In a session with reporters before Napier’s trip to the podium, he addressed the most significant news around the team since Thursday’s Orange & Blue Game: quarterback Anthony Richardson’s recent traffic violation for driving 105 mph.

“When you play quarterback at the University of Florida, you are the standard-bearer for the team,” Napier said. “Anthony has taken full ownership.”

Richardson is a work in progress, much like the Gators. It’s Napier’s job to guide the ship back into a smooth sea.

The Gators finished with a losing record in 2021, which prompted Stricklin to make a change and hire an up-and-coming coach he has followed closely in recent years. Napier arrived with a reputation as a coach who leaves no stone unturned in the quest for success.
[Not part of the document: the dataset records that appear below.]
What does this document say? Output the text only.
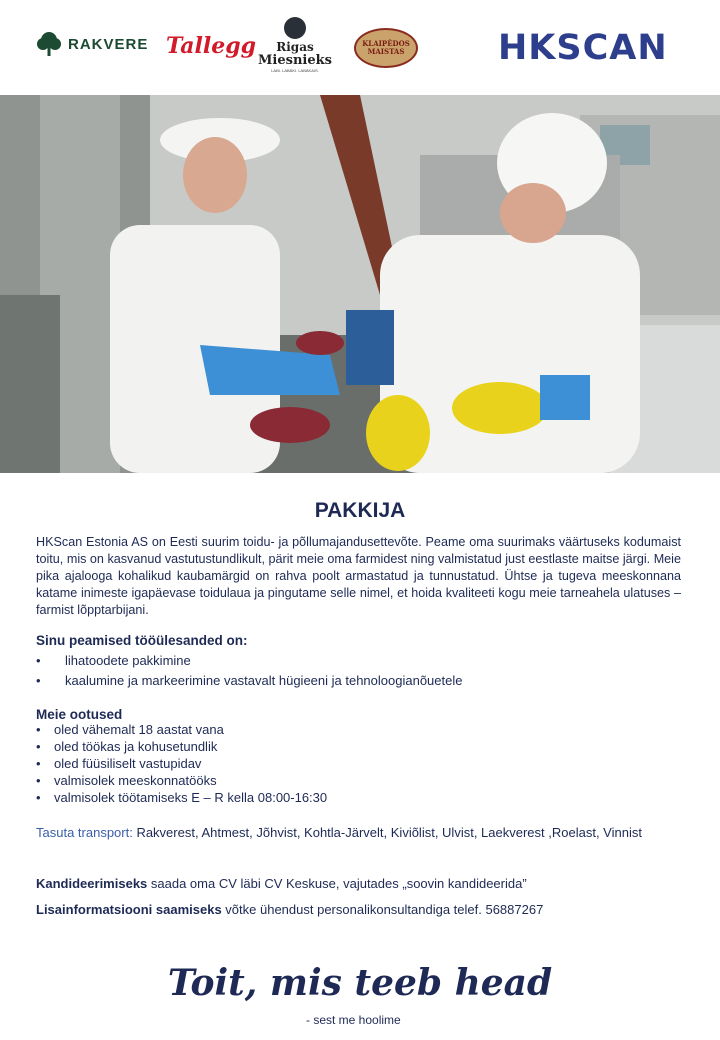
RAKVERE Tallegg Rigas
Miesnieks
LABI. LABĀKI. LABĀKAIS.
KLAIPĖDOS
MAISTAS	HKSCAN
PAKKIJA

HKScan Estonia AS on Eesti suurim toidu- ja põllumajandusettevõte. Peame oma suurimaks väärtuseks kodumaist toitu, mis on kasvanud vastutustundlikult, pärit meie oma farmidest ning valmistatud just eestlaste maitse järgi. Meie pika ajalooga kohalikud kaubamärgid on rahva poolt armastatud ja tunnustatud. Ühtse ja tugeva meeskonnana katame inimeste igapäevase toidulaua ja pingutame selle nimel, et hoida kvaliteeti kogu meie tarneahela ulatuses – farmist lõpptarbijani.

Sinu peamised tööülesanded on:

• lihatoodete pakkimine
• kaalumine ja markeerimine vastavalt hügieeni ja tehnoloogianõuetele

Meie ootused

• oled vähemalt 18 aastat vana
• oled töökas ja kohusetundlik
• oled füüsiliselt vastupidav
• valmisolek meeskonnatööks
• valmisolek töötamiseks E – R kella 08:00-16:30

Tasuta transport: Rakverest, Ahtmest, Jõhvist, Kohtla-Järvelt, Kiviõlist, Ulvist, Laekverest ,Roelast, Vinnist

Kandideerimiseks saada oma CV läbi CV Keskuse, vajutades „soovin kandideerida”

Lisainformatsiooni saamiseks võtke ühendust personalikonsultandiga telef. 56887267

Toit, mis teeb head
- sest me hoolime
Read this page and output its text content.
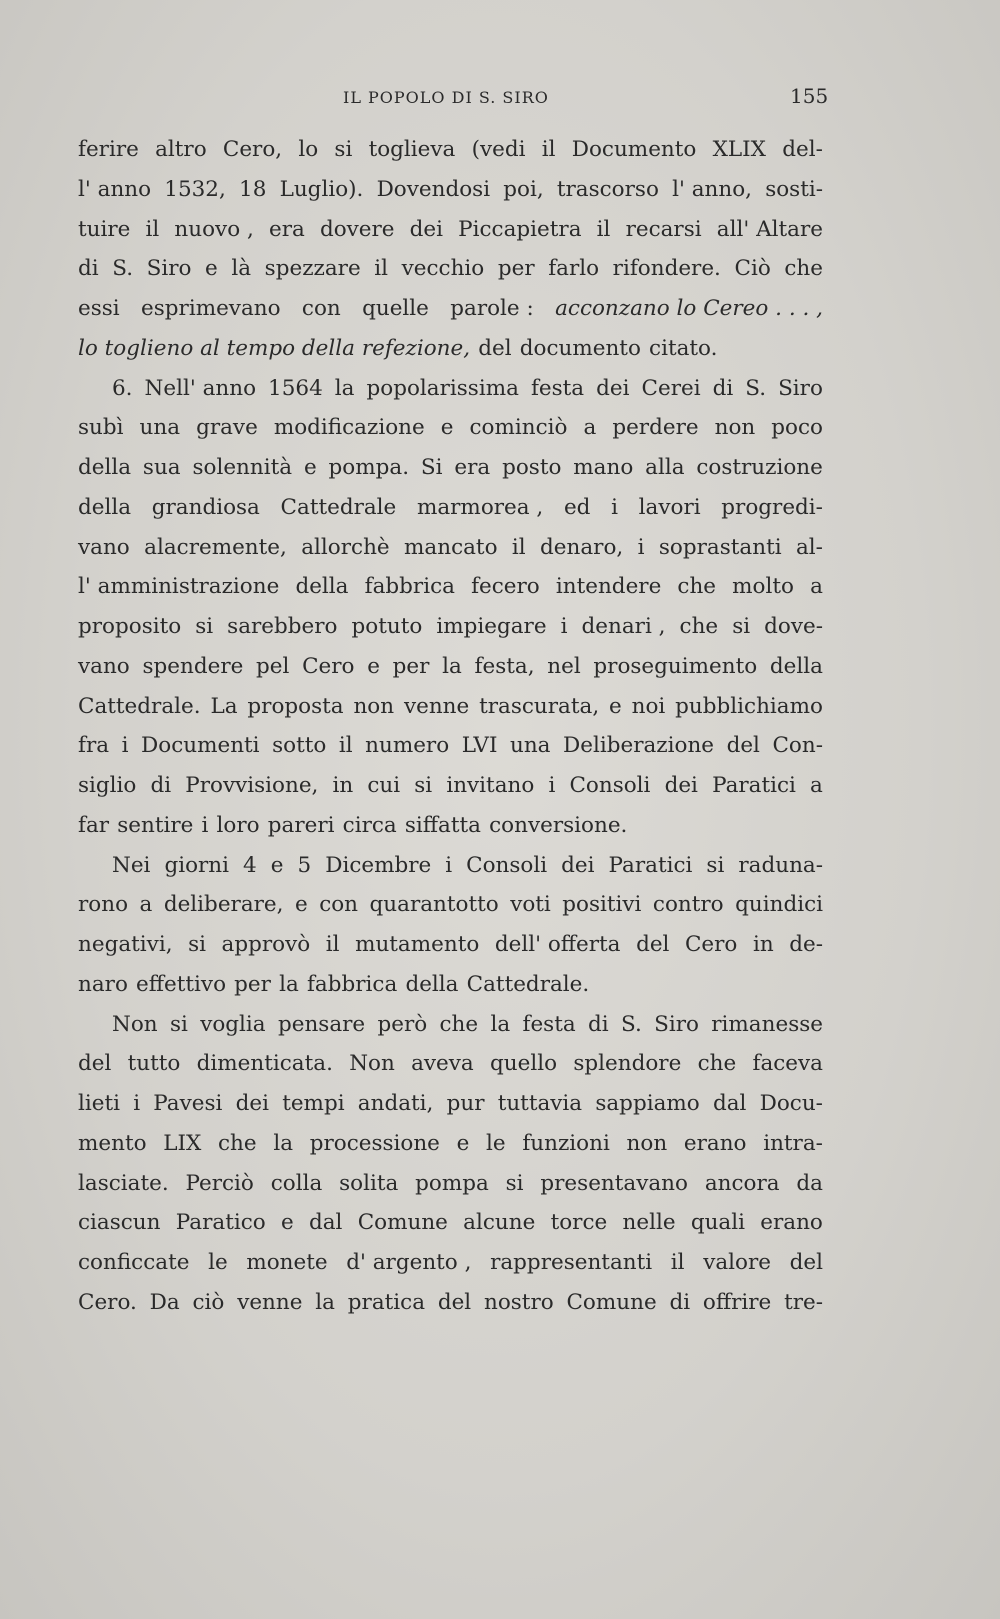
IL POPOLO DI S. SIRO	155
ferire altro Cero, lo si toglieva (vedi il Documento XLIX del-
l' anno 1532, 18 Luglio). Dovendosi poi, trascorso l' anno, sosti-
tuire il nuovo , era dovere dei Piccapietra il recarsi all' Altare
di S. Siro e là spezzare il vecchio per farlo rifondere. Ciò che
essi esprimevano con quelle parole : acconzano lo Cereo . . . ,
lo toglieno al tempo della refezione, del documento citato.
6. Nell' anno 1564 la popolarissima festa dei Cerei di S. Siro
subì una grave modificazione e cominciò a perdere non poco
della sua solennità e pompa. Si era posto mano alla costruzione
della grandiosa Cattedrale marmorea , ed i lavori progredi-
vano alacremente, allorchè mancato il denaro, i soprastanti al-
l' amministrazione della fabbrica fecero intendere che molto a
proposito si sarebbero potuto impiegare i denari , che si dove-
vano spendere pel Cero e per la festa, nel proseguimento della
Cattedrale. La proposta non venne trascurata, e noi pubblichiamo
fra i Documenti sotto il numero LVI una Deliberazione del Con-
siglio di Provvisione, in cui si invitano i Consoli dei Paratici a
far sentire i loro pareri circa siffatta conversione.
Nei giorni 4 e 5 Dicembre i Consoli dei Paratici si raduna-
rono a deliberare, e con quarantotto voti positivi contro quindici
negativi, si approvò il mutamento dell' offerta del Cero in de-
naro effettivo per la fabbrica della Cattedrale.
Non si voglia pensare però che la festa di S. Siro rimanesse
del tutto dimenticata. Non aveva quello splendore che faceva
lieti i Pavesi dei tempi andati, pur tuttavia sappiamo dal Docu-
mento LIX che la processione e le funzioni non erano intra-
lasciate. Perciò colla solita pompa si presentavano ancora da
ciascun Paratico e dal Comune alcune torce nelle quali erano
conficcate le monete d' argento , rappresentanti il valore del
Cero. Da ciò venne la pratica del nostro Comune di offrire tre-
Napier has lived up to the reputation in his short time at Florida.

Some days he marvels at his good fortune. He told the crowd Tuesday that when he was quarterbacks coach at South Carolina State in 2005, he got a check each month for $468. Napier’s seven-year contract at Florida pays him more than $7 million annually.

“I have to pinch myself,” he said.

He got his first big break when Dabo Swinney made him the youngest offensive coordinator in the country at Clemson. He got fired after two seasons.

“It’s the best thing that happened to me as a professional,” he said.

Napier resurrected his career where so many have — at Alabama under the tutelage of Nick Saban. He made two stops in Tuscaloosa before becoming a head coach for the first time at Louisiana in 2018.

Napier won 40 of 52 games and then got that call from Stricklin. He’s been the most famous member of Gator Nation since. Everywhere he goes, they say, “Go Gators.”

His mission is to keep it that way.

“I’m confident in what we are trying to establish,” Napier said. “We have a plan. I know what it looks like.”

He is providing a sneak preview this spring.